Considerando que el mundo está lleno de seres mortales con sus virtudes y defectos, y que los funcionarios públicos surgen de ese mundo de seres mortales, resulta difícil imaginar corrupción cero en cualquier país del mundo. Habrá naciones con más corrupción y otras con menos, pero difícilmente haya una corrupción cero por el simple hecho de que la misma existencia del Estado da lugar a un poder que detentan los gobernantes y funcionarios públicos que les permite disponer de los dineros ajenos.
Si aceptamos que es casi imposible llevar la corrupción a cero, al menos puede limitársela. Es decir, buscar esquemas de políticas públicas que disminuyan las posibilidades de corrupción. ¿Cómo puede lograrse ese objetivo?

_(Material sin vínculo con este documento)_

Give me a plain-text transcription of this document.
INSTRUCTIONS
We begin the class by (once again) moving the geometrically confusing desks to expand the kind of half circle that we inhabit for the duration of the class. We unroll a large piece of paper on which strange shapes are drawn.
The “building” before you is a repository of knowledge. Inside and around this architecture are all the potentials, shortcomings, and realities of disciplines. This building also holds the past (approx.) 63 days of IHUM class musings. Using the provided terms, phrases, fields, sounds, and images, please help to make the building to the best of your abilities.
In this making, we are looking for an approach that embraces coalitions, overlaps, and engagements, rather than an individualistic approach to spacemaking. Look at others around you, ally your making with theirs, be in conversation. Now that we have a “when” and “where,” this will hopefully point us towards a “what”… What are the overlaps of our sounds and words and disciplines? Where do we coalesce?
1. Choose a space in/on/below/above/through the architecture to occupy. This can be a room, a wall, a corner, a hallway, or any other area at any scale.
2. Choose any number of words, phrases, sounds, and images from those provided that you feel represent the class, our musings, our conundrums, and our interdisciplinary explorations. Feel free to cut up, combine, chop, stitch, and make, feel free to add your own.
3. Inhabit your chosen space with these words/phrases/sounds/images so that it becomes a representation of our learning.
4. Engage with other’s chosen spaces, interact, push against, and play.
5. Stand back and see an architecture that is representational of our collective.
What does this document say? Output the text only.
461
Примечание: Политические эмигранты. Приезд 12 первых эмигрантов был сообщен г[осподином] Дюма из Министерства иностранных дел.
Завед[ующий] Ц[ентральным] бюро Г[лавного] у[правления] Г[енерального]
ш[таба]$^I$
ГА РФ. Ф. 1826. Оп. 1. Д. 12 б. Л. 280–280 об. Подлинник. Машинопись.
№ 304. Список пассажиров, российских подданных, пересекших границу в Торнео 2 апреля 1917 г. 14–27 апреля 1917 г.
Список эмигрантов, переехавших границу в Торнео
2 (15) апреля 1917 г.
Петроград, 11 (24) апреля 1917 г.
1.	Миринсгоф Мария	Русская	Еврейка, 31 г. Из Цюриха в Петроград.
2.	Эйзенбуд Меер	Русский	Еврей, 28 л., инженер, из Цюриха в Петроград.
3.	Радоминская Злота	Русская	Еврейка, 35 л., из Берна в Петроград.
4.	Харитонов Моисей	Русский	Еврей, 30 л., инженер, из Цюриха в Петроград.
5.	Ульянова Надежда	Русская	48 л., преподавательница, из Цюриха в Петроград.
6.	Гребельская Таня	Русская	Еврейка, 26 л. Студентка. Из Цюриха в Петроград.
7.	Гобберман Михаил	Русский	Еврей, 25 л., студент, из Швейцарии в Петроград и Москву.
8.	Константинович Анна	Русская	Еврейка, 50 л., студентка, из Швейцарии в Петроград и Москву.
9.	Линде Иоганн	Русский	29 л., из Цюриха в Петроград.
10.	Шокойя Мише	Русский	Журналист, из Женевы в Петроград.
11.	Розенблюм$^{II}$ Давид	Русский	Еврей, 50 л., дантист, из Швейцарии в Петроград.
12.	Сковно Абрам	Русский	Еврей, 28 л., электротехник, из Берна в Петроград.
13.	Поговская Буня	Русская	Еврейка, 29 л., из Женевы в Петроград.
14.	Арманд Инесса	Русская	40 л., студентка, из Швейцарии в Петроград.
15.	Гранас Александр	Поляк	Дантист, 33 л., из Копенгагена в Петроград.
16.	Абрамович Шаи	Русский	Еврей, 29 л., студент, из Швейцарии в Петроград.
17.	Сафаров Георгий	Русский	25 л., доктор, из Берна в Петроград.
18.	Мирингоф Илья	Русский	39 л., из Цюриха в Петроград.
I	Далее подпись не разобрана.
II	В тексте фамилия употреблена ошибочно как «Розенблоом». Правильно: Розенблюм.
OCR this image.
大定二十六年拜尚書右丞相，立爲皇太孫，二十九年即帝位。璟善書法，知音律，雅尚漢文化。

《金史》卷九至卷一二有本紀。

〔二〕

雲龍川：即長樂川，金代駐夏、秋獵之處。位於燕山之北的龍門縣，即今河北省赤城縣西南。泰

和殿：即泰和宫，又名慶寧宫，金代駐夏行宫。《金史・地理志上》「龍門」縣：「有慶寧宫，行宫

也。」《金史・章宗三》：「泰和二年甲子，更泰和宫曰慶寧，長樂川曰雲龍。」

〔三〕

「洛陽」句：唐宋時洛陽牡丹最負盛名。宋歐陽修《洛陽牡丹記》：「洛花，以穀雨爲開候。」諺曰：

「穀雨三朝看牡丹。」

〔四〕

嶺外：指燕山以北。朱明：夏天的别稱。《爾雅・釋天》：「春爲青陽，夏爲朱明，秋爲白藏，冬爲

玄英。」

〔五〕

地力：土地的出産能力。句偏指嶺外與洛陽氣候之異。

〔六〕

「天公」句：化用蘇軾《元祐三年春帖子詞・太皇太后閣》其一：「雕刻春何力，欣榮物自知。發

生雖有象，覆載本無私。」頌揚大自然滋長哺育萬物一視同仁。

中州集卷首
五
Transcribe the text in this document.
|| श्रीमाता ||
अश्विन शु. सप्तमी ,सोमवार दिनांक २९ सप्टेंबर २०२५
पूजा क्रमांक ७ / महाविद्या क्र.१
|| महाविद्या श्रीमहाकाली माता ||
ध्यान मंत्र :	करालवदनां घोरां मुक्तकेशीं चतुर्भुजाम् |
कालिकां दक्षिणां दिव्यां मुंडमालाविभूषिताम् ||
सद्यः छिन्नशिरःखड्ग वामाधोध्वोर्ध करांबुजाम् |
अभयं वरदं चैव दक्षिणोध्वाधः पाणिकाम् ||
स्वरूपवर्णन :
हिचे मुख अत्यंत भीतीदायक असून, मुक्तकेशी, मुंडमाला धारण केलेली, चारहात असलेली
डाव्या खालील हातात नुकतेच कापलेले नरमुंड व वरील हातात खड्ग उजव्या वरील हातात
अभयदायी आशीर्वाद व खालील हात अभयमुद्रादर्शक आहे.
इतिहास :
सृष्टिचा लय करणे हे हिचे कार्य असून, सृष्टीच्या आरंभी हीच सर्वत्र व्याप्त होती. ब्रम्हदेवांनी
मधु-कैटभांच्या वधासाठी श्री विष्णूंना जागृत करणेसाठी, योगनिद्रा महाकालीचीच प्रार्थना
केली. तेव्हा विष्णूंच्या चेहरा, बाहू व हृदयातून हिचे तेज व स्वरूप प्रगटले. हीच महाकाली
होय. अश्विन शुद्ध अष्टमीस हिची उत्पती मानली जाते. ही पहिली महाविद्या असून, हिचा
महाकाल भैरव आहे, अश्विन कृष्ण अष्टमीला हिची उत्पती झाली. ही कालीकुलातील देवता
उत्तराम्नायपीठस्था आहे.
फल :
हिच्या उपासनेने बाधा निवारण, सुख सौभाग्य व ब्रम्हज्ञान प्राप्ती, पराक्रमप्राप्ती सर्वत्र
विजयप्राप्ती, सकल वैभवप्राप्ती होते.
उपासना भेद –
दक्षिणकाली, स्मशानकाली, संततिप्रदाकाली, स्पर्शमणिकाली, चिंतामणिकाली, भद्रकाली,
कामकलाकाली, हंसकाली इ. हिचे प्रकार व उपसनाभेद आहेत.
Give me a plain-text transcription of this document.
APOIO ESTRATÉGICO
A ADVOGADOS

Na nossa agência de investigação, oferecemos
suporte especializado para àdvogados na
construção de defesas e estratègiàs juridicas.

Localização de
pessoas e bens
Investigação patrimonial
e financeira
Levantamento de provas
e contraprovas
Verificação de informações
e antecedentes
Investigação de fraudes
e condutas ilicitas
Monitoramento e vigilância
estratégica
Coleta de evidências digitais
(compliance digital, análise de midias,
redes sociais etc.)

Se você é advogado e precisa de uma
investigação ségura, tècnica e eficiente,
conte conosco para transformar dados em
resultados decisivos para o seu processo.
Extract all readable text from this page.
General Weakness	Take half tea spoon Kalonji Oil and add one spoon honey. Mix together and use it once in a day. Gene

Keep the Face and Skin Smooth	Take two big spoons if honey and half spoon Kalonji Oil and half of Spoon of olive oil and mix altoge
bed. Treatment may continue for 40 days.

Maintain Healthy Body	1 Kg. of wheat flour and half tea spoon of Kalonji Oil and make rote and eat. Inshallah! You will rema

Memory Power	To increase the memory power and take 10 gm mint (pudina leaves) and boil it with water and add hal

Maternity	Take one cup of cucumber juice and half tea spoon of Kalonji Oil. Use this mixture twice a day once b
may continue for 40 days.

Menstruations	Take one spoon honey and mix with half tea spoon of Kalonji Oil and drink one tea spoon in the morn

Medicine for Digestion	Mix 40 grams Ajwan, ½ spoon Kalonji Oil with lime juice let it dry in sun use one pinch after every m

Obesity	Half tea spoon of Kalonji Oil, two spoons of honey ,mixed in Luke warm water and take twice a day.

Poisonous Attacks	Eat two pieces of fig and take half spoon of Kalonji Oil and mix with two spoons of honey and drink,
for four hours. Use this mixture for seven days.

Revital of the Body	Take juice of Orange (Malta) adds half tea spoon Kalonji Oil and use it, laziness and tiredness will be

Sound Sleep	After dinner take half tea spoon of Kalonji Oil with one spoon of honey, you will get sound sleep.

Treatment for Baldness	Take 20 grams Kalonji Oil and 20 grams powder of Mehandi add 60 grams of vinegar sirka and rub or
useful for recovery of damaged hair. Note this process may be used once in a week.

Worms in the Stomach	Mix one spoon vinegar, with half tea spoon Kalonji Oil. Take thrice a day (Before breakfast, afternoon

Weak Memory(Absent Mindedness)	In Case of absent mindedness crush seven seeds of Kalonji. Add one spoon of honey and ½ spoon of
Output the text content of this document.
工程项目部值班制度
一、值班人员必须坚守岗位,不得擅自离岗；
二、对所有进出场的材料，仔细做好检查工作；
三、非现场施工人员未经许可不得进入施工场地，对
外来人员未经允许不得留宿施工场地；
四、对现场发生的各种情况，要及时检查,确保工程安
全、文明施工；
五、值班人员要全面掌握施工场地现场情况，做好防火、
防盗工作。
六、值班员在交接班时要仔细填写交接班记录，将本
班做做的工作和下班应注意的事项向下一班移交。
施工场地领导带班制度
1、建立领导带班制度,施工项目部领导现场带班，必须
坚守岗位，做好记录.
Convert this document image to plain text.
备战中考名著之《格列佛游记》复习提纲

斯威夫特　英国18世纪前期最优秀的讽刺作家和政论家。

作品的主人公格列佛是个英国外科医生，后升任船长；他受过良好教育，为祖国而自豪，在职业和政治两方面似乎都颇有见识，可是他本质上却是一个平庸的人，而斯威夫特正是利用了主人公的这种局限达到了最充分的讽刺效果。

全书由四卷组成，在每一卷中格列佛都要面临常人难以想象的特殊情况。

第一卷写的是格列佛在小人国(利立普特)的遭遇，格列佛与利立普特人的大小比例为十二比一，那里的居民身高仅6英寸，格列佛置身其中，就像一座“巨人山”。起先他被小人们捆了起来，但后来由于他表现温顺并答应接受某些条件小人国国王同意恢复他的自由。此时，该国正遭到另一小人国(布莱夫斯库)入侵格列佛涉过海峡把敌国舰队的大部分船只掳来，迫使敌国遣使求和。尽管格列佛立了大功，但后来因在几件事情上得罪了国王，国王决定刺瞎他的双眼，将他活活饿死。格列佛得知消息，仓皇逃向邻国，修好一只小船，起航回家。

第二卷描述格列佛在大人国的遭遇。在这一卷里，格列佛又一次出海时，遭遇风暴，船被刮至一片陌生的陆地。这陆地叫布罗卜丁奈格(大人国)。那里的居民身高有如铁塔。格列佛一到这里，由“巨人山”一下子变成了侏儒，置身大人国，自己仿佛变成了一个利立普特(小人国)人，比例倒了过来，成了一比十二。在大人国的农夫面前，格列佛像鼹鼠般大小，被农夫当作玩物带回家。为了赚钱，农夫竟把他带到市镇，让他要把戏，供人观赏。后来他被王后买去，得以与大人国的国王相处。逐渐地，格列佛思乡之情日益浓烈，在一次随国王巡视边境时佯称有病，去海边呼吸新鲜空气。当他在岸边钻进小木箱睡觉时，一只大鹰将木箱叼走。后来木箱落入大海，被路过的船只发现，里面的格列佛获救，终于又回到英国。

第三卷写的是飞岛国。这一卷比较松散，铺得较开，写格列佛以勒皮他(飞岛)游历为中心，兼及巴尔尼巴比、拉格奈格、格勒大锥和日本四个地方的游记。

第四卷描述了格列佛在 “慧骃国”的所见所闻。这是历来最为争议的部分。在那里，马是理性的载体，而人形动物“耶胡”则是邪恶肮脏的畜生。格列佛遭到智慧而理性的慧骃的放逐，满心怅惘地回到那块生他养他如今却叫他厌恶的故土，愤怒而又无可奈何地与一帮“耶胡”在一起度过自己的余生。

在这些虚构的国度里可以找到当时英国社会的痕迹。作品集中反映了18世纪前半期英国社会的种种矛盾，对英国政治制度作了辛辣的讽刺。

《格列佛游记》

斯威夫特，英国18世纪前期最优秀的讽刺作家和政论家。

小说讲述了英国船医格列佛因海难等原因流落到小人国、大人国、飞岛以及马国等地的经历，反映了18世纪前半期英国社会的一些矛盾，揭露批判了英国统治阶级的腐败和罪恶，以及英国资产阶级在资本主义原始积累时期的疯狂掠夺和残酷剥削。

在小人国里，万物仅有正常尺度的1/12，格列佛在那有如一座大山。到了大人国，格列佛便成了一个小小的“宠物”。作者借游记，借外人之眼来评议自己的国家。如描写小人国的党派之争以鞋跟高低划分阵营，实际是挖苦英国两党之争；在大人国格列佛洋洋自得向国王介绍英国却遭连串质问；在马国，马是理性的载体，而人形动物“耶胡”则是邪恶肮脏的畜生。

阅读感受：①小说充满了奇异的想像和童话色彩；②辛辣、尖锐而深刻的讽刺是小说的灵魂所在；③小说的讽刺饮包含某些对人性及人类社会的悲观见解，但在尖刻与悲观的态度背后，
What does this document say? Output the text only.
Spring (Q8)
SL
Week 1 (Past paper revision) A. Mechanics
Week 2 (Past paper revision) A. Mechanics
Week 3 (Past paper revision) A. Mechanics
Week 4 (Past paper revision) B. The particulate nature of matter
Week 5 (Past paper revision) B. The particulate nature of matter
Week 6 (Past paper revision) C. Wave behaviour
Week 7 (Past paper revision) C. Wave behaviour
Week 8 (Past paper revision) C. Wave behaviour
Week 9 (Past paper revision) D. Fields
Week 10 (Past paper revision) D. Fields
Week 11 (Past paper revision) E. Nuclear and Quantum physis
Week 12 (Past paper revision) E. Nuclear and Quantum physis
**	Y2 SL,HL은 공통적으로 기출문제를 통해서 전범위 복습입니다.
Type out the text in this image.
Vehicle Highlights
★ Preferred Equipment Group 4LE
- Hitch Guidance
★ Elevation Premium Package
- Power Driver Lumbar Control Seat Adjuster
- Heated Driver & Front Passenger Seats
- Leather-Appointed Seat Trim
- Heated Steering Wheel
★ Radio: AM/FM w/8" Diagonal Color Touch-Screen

Cuando uno observa, los casos de corrupción se deben fundamentalmente a dos razones: a) las regulaciones de todo tipo del Estado y b) el estatismo.Cuando hablo de regulaciones no solo me refiero a los controles de precios o restricciones al ingreso de nuevos competidores al mercado, entre otras medidas, sino también a los subsidios de toda clase. Por ejemplo, es común escuchar denuncias sobre el uso político de los planes sociales que manejan algunos sectores del gobierno u organizaciones que se autodenominan “sociales”.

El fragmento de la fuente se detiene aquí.